Feast of Saint Gregory the Great

On Friday, 3 September we celebrate the feast of Saint Gregory the Great. The title ‘the Great’ is given to very few people and only usually to two Popes – Leo I and Gregory I. It normally indicates that they have had great influence in their own time and well beyond it.

Gregory came from a noble Roman family and was the son of a senator. He was a state official as a young man, but in 573 he sold off his properties and founded monasteries in Sicily and Rome. The following year he entered the monastery of St Andrew in Rome which was the monastery he had founded in the city.

Successively he became one the deacons of Rome – a role more important than that of priest at the time – and then the pope’s ambassador to the court of the Emperor in Constantinople. In 590 he became Pope.

His writings – On Pastoral Care and The Dialogues – became classics right up into the Middle Ages.
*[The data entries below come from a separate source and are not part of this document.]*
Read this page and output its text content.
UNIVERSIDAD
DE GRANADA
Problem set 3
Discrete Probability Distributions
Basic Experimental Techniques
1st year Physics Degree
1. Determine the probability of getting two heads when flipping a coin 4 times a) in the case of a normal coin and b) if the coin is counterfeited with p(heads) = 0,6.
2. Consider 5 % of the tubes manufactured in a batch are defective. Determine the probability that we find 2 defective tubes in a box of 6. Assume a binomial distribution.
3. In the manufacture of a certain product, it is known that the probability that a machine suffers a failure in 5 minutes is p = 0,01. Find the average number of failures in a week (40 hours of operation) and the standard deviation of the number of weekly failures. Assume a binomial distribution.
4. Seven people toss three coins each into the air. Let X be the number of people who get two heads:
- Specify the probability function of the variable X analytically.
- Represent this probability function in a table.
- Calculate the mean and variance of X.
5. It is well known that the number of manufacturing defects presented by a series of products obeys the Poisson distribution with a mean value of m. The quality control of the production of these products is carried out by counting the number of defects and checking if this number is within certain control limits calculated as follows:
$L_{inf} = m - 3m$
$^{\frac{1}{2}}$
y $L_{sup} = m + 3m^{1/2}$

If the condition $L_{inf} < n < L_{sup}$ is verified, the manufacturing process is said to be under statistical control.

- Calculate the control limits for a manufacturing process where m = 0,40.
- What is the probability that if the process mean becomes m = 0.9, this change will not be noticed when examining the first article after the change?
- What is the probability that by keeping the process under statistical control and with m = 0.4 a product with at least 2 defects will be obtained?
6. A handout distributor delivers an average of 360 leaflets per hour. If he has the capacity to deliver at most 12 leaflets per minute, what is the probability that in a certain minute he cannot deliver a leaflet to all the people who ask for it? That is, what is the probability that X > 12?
Although he hankered for the contemplative life, all his energies were required for his care of the Roman people in turbulent times. His time as Pope required him to deal with floods in Rome, a famine, a plague and an invasion by the Lombard barbarians.

It was Gregory who sent monk missionaries to Anglo-Saxon England to seek to evangelize that country. The leader of the group was Augustine (not the one from Hippo), whom we now know as Augustine of Canterbury, that city being the place given him by the local king to establish himself. He is considered the first Archbishop of Canterbury.

Pope Gregory the Great died in 604 and was about 65 to 70 years old at his death. He was quickly acclaimed a saint.